- Movie poster
- Croatian: Duh u močvari
- Directed by: Branko Ištvančić
- Written by: Edi Mužina Silvio Mirošničenko
- Based on: Duh u močvari by Anto Gardaš
- Starring: Ivo Gregurević Dejan Aćimović Marko Pavlov
- Music by: Dalibor Grubačević
- Distributed by: Croatian Radiotelevision
- Release date: 25 June 2006 (Međunarodni Dječji Festival);
- Running time: 90 minutes
- Country: Croatia
- Language: Croatian

= The Ghost in the Swamp =

The Ghost in the Swamp (Duh u močvari) is a 2006 film directed by Branko Ištvančić, based on the book Duh u močvari by Anto Gardaš. The film premiered at the 2006 Međunarodni Dječji Festival in Šibenik.

==Plot==

After Liptus arrives in a small village from the city, he calls his best friends, Miron and Melita, on winter holidays in Kopačevo.

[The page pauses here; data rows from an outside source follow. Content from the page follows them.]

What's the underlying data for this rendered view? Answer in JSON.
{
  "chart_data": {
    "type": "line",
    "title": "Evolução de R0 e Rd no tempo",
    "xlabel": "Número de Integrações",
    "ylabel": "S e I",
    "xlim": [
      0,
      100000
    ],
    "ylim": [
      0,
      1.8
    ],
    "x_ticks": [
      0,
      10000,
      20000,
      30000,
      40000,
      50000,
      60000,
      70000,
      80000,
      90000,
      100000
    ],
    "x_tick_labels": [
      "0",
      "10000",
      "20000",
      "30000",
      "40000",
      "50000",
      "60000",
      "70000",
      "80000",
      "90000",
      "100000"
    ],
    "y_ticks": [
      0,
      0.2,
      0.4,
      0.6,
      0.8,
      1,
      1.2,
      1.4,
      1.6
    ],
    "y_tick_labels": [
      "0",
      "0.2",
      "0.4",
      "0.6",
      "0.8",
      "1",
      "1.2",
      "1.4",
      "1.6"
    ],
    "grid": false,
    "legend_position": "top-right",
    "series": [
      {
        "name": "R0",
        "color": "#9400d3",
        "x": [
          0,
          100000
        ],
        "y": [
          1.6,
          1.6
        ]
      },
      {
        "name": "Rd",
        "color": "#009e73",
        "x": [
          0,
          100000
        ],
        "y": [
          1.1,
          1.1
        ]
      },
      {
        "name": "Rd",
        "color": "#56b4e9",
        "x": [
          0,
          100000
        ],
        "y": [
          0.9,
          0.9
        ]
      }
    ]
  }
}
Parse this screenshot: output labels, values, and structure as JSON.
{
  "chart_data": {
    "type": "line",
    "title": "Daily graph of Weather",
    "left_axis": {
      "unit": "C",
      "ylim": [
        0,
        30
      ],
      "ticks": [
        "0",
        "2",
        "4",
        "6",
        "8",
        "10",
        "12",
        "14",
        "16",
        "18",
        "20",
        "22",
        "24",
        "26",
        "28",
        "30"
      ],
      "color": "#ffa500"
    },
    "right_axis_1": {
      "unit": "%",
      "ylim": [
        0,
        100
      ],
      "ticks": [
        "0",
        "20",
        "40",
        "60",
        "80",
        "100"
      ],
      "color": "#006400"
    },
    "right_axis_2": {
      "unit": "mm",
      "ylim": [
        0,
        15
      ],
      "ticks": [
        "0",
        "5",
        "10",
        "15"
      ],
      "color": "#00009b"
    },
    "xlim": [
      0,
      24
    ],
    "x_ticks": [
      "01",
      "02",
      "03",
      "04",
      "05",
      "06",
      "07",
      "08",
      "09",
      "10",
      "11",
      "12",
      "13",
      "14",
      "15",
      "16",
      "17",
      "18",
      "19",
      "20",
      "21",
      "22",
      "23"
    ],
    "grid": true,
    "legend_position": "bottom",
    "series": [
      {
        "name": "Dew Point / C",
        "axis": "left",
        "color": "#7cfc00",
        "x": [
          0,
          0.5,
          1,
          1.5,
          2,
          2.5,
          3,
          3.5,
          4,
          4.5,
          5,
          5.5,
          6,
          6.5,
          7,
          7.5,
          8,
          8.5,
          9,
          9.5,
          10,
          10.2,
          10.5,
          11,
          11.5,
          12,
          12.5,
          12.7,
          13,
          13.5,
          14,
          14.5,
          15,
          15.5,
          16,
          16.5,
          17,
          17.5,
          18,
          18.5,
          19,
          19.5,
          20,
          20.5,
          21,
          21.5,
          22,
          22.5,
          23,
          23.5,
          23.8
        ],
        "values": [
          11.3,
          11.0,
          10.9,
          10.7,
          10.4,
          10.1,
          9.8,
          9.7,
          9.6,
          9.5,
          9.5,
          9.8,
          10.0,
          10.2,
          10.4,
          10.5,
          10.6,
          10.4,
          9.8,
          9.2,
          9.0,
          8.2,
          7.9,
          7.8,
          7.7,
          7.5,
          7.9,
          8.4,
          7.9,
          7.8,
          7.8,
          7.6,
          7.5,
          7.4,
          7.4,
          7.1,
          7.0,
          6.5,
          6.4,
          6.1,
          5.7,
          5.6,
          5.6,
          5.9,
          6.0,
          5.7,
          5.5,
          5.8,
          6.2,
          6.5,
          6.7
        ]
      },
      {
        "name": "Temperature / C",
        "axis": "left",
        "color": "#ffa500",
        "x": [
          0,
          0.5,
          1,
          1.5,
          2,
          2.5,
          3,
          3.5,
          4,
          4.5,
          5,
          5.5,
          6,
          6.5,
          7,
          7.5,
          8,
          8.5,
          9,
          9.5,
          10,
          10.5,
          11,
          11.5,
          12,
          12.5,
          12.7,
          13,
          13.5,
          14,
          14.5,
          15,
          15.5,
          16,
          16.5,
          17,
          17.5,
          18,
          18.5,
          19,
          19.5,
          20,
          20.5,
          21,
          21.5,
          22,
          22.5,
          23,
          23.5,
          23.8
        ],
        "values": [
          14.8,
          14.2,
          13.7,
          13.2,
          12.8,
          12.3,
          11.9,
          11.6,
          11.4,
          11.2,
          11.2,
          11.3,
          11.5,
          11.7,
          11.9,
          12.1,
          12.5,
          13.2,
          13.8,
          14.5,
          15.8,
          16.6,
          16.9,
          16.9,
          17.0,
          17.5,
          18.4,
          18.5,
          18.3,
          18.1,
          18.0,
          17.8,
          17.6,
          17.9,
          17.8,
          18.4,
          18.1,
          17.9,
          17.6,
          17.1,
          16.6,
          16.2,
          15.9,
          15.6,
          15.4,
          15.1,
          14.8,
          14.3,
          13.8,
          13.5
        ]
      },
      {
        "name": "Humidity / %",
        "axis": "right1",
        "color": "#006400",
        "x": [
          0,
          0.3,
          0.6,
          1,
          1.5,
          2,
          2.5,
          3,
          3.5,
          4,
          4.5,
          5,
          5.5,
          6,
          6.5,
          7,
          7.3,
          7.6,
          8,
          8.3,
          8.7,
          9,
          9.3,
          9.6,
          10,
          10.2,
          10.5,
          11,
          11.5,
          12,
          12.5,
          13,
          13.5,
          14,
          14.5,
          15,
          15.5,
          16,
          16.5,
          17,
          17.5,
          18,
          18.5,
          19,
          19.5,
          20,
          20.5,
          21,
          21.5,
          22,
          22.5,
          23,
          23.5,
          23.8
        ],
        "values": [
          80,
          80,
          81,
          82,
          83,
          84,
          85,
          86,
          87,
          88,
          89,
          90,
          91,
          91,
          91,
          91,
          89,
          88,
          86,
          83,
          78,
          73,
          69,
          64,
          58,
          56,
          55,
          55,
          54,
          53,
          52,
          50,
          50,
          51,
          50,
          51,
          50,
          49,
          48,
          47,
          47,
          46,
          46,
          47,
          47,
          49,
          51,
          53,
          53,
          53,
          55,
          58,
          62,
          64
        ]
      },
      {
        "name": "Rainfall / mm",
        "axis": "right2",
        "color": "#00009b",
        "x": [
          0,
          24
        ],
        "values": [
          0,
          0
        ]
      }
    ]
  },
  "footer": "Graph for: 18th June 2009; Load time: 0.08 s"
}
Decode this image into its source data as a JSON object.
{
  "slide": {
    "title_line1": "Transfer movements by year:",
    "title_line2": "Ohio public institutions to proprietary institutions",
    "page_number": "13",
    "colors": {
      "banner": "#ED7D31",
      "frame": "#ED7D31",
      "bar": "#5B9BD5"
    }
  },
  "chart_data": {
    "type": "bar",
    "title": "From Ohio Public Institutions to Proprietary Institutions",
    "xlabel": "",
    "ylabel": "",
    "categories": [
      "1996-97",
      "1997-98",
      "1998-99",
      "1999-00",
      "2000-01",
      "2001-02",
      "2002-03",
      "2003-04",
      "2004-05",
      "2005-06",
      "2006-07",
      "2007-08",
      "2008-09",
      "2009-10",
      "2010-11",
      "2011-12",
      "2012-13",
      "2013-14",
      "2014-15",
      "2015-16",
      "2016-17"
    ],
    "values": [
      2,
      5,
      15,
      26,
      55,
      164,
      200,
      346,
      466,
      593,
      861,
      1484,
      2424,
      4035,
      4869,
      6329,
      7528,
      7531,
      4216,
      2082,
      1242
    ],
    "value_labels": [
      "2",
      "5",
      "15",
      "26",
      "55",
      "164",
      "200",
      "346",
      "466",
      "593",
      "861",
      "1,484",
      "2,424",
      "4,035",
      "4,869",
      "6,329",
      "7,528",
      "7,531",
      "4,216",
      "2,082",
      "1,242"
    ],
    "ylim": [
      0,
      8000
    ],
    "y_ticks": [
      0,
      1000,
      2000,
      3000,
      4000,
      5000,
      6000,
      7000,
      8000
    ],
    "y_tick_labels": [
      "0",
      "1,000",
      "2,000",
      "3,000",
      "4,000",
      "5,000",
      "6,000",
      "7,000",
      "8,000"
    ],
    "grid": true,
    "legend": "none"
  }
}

That same night, while they are all sleeping cozily, from their deep sleep Miron and Melita are woken by the disturbing sounds of villagers, carrying flares and disappearing into the darkness at the end of the street. At the docks, they find Halasz, a boy known for his bravery. He is cold, pale from shock, and babbling a white ghost. While most of the villagers don't believe Halasz's story, older citizens recall a long time ago when a forgotten spirit would scare people at night in dark and foggy swamps. Everyone locks themselves in their houses and Halasz ends up in a hospital where the doctors can't help him. Miron, Liptus, and Melita, now alone, take matters into their own hands, revealing the secret of the ghost and saving their friend.

==Cast==

- Ivo Gregurević as Vučević
- Dejan Aćimović as Levay
- Marko Pavlov as Miron
- Ena Ikica as Melita
- Robert Váss as Liptus
- Vlatko Dulić as Farkaš
- Mladen Vulić as Kovačević

==Music==

The film's soundtrack was composed by Dalibor Grubačević. It was distributed under Croatia Records 10 October 2006.